Sometimes, Capen said, you have to climb far outside the box for solutions, such as taking a look at prison and hospital fixtures, the manufacturers of which are masters at squeezing the most out of tight quarters.

For example, consider the Suicide Resistant Penal-Ware Comby, featured in a prison equipment catalogue. If you can get past its name, this is a sleekly handsome stainless steel cylinder that combines a toilet and sink. Because the toilet can be mounted on the right or the left of the cylinder, the unit would tuck cleanly under the stairs or into a corner, a perfect little powder room.

We are not sure how one would use a toilet to kill oneself, but there is no toilet seat, if that's a hint.

Combining a sink and toilet is not as weird as it sounds, Capen said. The water in your toilet tank is tap water and that is what is used in the toilet's sink. The soapy water drains into the tank and is used when you flush. "You use the water twice -- and do you care if you use soapy water to flush?"

The same company manufactures a similar toilet for residential use as part of its Neo-Metro line. This model has a seat, plus a few nifty extras.

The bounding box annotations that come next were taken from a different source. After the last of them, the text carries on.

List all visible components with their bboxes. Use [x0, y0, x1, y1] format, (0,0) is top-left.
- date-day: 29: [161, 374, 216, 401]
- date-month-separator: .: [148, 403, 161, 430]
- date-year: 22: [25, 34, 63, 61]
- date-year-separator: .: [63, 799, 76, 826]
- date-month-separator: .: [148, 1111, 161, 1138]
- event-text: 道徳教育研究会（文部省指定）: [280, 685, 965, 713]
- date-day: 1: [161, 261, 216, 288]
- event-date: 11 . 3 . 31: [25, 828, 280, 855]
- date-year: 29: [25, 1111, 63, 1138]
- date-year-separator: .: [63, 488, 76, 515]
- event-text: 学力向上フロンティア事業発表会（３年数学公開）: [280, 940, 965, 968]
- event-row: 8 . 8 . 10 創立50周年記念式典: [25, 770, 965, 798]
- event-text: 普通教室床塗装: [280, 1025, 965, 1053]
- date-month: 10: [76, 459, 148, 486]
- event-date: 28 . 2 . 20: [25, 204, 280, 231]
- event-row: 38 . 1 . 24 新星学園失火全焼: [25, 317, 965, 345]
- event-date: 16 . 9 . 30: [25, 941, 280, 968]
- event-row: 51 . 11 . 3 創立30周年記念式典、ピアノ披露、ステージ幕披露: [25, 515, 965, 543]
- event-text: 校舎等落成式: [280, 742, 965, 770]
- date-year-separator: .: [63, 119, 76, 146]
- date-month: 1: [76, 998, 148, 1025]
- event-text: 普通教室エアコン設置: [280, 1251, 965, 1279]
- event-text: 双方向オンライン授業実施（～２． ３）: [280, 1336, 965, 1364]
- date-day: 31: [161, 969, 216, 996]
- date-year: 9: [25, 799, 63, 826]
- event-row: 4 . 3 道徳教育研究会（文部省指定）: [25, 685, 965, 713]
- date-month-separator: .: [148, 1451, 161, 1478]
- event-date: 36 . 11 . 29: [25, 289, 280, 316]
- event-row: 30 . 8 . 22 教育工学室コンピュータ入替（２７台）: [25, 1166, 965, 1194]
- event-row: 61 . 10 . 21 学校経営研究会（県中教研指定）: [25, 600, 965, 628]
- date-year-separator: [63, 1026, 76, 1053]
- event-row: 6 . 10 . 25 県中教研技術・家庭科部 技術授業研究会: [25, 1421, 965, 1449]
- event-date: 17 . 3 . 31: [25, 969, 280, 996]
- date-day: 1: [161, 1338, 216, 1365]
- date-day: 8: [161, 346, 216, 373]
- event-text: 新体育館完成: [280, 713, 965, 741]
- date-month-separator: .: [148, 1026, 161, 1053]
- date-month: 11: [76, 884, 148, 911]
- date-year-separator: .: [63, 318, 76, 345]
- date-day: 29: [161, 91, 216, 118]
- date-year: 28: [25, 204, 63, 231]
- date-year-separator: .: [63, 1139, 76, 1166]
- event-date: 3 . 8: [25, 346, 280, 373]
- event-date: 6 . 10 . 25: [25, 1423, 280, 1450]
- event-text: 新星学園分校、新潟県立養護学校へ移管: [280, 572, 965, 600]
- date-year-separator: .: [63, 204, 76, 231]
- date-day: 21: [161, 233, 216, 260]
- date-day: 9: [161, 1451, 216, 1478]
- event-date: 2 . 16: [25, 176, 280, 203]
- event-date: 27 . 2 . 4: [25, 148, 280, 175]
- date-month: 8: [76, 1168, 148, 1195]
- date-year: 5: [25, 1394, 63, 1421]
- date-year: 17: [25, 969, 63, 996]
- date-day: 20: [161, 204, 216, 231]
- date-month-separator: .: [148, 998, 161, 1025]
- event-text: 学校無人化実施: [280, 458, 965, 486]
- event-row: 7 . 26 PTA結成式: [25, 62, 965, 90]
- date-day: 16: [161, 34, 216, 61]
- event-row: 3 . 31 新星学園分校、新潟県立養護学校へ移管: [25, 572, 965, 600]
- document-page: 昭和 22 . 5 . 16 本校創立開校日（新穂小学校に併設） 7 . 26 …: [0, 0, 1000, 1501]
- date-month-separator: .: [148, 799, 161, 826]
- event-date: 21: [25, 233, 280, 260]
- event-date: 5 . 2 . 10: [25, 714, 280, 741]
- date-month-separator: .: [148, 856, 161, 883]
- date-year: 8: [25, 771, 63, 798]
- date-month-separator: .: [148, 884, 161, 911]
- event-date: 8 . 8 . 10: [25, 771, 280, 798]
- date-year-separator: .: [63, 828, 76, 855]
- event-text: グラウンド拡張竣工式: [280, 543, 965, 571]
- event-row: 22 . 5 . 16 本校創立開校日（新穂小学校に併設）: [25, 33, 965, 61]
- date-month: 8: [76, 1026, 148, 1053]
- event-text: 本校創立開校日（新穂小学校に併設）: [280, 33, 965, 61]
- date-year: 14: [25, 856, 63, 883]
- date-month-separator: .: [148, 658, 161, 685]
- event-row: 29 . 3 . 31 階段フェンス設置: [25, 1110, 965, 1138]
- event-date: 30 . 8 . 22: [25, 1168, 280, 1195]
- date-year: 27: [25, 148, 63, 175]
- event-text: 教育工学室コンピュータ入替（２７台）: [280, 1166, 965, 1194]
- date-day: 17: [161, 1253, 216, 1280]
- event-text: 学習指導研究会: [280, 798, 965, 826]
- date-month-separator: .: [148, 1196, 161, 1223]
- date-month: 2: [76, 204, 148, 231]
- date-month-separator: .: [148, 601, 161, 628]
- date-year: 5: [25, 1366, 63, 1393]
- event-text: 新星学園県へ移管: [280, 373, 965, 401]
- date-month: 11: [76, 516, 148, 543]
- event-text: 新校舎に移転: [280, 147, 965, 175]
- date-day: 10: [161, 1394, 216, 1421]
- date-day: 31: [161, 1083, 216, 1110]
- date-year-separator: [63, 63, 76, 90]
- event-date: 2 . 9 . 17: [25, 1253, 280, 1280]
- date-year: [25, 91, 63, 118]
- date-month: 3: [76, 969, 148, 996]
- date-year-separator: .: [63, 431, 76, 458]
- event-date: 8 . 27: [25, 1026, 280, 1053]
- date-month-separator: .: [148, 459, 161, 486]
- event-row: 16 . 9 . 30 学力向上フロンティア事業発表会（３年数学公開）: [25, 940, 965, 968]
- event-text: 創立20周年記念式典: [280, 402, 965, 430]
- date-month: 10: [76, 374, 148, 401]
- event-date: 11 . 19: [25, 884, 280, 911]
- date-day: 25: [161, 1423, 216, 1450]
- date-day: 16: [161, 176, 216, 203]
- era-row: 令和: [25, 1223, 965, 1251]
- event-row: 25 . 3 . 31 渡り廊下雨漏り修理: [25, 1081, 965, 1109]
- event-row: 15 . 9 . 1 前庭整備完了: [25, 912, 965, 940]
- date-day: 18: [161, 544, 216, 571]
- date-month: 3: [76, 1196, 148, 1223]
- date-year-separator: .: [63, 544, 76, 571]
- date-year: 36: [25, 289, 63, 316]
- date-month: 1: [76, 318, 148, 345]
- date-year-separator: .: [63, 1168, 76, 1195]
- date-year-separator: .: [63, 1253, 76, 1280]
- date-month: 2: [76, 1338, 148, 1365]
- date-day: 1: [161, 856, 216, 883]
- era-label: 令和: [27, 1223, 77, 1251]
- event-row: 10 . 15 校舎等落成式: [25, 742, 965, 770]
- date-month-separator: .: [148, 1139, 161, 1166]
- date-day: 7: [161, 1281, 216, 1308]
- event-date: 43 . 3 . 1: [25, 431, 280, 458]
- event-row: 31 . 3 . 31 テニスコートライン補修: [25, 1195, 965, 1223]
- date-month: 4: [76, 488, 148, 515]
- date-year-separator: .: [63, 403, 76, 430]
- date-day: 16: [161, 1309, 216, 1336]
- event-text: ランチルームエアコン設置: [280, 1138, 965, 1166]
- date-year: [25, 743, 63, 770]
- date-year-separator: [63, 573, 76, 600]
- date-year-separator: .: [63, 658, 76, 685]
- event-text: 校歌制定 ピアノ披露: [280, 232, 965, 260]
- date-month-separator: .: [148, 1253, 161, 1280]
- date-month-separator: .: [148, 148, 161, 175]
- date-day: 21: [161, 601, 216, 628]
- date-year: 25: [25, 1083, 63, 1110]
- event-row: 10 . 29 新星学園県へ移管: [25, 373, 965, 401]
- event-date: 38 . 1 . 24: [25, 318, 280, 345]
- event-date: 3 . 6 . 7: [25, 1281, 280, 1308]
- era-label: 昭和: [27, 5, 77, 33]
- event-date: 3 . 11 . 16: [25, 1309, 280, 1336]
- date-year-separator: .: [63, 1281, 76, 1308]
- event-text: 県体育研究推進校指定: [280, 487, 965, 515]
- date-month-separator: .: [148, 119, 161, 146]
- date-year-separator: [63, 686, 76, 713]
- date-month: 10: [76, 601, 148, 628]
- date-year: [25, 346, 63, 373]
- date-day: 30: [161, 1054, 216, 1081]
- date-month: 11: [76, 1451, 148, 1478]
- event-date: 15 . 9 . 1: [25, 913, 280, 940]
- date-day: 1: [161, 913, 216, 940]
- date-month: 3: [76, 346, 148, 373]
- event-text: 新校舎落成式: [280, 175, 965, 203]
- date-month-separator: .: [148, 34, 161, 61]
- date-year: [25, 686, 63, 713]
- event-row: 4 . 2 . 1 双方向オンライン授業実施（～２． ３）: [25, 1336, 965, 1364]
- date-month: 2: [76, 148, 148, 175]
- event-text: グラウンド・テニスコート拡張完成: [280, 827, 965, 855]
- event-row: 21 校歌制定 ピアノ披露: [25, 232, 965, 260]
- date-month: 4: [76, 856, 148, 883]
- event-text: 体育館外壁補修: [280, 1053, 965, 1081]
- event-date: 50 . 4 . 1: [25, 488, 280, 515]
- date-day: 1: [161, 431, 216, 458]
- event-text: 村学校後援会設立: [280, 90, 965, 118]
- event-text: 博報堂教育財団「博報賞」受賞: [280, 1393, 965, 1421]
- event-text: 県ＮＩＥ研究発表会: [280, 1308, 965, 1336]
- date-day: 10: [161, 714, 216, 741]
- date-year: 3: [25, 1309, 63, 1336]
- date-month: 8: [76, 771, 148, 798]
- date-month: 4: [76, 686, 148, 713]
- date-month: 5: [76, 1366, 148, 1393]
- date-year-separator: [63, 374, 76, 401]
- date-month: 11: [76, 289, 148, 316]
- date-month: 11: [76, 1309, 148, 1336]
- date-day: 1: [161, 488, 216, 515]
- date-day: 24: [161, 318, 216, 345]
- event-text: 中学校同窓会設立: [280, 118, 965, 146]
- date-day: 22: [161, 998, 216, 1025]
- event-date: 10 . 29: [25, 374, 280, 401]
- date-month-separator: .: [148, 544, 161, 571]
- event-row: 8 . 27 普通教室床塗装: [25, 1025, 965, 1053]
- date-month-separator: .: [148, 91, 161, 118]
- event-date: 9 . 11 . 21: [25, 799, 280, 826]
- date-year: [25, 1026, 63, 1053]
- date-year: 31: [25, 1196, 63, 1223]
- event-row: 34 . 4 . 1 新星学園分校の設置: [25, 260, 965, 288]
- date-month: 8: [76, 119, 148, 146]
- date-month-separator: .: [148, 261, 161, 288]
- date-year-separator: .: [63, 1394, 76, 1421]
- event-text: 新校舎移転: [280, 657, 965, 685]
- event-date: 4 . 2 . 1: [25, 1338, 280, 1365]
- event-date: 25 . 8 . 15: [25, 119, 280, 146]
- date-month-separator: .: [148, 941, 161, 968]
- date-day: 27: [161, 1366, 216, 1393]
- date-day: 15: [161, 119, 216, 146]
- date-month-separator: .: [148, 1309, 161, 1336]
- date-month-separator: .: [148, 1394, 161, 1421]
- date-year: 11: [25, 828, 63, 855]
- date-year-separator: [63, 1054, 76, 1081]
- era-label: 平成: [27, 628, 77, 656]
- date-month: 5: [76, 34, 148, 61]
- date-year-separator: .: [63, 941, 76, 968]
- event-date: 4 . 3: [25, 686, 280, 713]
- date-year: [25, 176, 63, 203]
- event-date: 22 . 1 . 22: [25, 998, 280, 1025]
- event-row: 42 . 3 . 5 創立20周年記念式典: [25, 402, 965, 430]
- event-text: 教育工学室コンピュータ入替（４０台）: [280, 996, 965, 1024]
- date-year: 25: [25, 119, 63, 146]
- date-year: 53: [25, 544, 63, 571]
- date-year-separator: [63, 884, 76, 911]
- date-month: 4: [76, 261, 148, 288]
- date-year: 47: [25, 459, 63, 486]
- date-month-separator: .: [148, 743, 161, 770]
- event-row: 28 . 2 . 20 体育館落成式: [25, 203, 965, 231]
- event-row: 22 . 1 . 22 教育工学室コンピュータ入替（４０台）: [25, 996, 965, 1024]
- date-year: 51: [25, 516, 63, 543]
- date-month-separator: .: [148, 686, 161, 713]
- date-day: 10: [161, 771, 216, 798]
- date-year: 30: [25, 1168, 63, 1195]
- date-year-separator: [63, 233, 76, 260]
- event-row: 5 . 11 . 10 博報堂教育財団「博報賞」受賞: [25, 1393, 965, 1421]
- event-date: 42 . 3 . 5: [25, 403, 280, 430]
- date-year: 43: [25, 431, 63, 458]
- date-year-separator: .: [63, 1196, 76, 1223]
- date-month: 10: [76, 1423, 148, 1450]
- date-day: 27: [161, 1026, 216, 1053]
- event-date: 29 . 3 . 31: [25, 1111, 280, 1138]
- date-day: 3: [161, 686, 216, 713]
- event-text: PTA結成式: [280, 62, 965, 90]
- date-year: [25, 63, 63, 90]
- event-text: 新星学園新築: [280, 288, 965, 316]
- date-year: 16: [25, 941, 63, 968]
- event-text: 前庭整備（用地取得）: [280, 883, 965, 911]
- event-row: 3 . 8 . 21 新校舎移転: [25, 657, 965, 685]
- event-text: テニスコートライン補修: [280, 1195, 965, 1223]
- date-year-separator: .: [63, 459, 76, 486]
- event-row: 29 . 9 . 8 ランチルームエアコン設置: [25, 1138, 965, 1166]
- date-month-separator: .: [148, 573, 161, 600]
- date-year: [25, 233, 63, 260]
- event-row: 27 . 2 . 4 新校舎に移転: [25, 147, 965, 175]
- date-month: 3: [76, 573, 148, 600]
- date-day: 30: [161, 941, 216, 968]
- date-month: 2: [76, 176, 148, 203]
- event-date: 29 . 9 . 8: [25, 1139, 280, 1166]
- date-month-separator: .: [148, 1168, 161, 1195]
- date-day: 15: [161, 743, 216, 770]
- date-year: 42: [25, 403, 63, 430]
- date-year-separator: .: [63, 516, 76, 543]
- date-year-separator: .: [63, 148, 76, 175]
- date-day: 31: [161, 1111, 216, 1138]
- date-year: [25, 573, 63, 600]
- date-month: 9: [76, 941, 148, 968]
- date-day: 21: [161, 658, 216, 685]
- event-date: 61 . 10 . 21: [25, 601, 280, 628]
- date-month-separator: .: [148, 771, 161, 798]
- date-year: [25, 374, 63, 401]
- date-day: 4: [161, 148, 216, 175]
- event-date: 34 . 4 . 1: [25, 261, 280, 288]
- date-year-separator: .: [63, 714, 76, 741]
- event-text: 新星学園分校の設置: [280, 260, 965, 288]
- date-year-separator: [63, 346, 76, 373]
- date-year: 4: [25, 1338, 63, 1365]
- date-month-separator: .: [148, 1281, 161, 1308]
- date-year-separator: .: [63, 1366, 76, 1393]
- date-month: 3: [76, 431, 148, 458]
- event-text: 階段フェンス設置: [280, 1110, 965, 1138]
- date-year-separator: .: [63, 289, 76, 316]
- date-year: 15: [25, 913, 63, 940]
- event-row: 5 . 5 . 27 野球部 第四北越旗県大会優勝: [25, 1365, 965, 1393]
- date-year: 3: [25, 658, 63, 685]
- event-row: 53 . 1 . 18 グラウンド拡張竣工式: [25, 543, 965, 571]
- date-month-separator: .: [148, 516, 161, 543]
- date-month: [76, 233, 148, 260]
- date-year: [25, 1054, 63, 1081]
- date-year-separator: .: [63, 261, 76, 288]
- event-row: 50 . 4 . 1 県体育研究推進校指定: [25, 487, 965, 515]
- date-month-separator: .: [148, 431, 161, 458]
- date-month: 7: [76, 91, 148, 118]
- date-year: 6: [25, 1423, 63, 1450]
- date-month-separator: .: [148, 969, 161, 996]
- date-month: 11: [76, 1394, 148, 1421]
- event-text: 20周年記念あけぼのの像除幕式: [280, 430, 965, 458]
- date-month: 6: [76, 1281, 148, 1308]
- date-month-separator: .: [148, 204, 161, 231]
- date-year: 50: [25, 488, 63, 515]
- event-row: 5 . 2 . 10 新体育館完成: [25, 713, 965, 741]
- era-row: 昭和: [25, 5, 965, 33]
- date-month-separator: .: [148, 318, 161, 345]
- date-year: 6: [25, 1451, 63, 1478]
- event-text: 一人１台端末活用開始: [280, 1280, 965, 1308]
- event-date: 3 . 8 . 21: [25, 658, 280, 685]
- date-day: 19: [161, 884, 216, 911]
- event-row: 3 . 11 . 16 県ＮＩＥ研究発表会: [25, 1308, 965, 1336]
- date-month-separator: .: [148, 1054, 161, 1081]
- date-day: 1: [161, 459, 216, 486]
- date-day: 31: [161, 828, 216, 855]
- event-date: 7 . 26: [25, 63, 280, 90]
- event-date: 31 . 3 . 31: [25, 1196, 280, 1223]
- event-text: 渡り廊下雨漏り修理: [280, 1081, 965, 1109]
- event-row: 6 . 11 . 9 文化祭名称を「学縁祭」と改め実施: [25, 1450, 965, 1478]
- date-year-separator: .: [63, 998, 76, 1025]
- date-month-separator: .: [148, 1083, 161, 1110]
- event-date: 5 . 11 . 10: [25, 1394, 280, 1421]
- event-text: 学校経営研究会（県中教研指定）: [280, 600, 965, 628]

Locally, the Neo-Metro collection is handled by the Ferguson Gallery in the Washington Design Center. Catherine Harvey, a showroom consultant, said it's "truly for the high-tech bathroom." Fitting neatly into a four-foot-square space, the Neo-Comby Toilet and Sink "has a little cabinet for cleaners and a toilet tissue holder attached and a towel bar. It's a great little combo!"

At $5,000 it's pricey. But then, it's a complete bathroom in a box.

The Kitchen, Bath and Building Design Center on the lower level of the Washington Design Center offers a trove of concepts for the space challenged. The showrooms are open to the public, and consumers can buy directly or through a designer or architect. It's not inexpensive, but looking is free, and so are ideas.

Ferguson Gallery also shows a variety of more traditional fixtures that will fit in tight spaces, including tiny wall-mounted corner sinks and wall-hung toilets that project 23 inches into the room as opposed to the standard 29 or 30 inches.

If you're remodeling a tiny kitchen, Studio Snaidero at the design center handles Miele appliances. The German manufacturer offers a number of space savers, including an 18-inch-deep dishwasher with adjustable racks that will hold nine place settings.

"They really maximize the space," said Shawna Dillon, a Snaidero designer.

Some stoves are also smaller than average, but with high capacity. One 23-inch-square wall oven holds a 24-pound turkey (and not much else.) The cook tops come in 12-inch modular sections, each with two burners, that can be either electric or gas.

Rutt HandCrafted Cabinetry doesn't sell appliances, but it does have a gorgeous butler's pantry on display in its gallery at the design center.

The 71/2-by-10-foot room is loaded with storage ideas and several miniature appliances, including a dishwasher in a drawer from Fisher & Paykel and a microwave hidden neatly above a wine refrigerator.

If the Design Center is too rich for your wallet, there is always that complete kitchen from CompactAppliance.com, for less than $700.

Popular in extended-stay hotels, dorms, offices and apartments, the 30-inch-wide, counter-height Danby Compact Kitchen has a six-cubic-foot refrigerator under the counter, a sink and a two-burner range. Add a wall shelf and a microwave oven or small convection oven and you are set.

"In a 30-inch footprint you have virtually everything you need to cook," Lundbom said.

Not even enough space for that? Lundbom offers the Teba Mini Kitchen, "a countertop oven with two burners, like a big toaster oven. Cook some beans in a pot on top; it'll bake, broil, convect and has a rotisserie spit. I bought one for my mom. When she has big holiday dinners she always needs another burner. She pulls it out on a buffet cart."

There is no sink, but you could use the one atop the Neo-Comby toilet.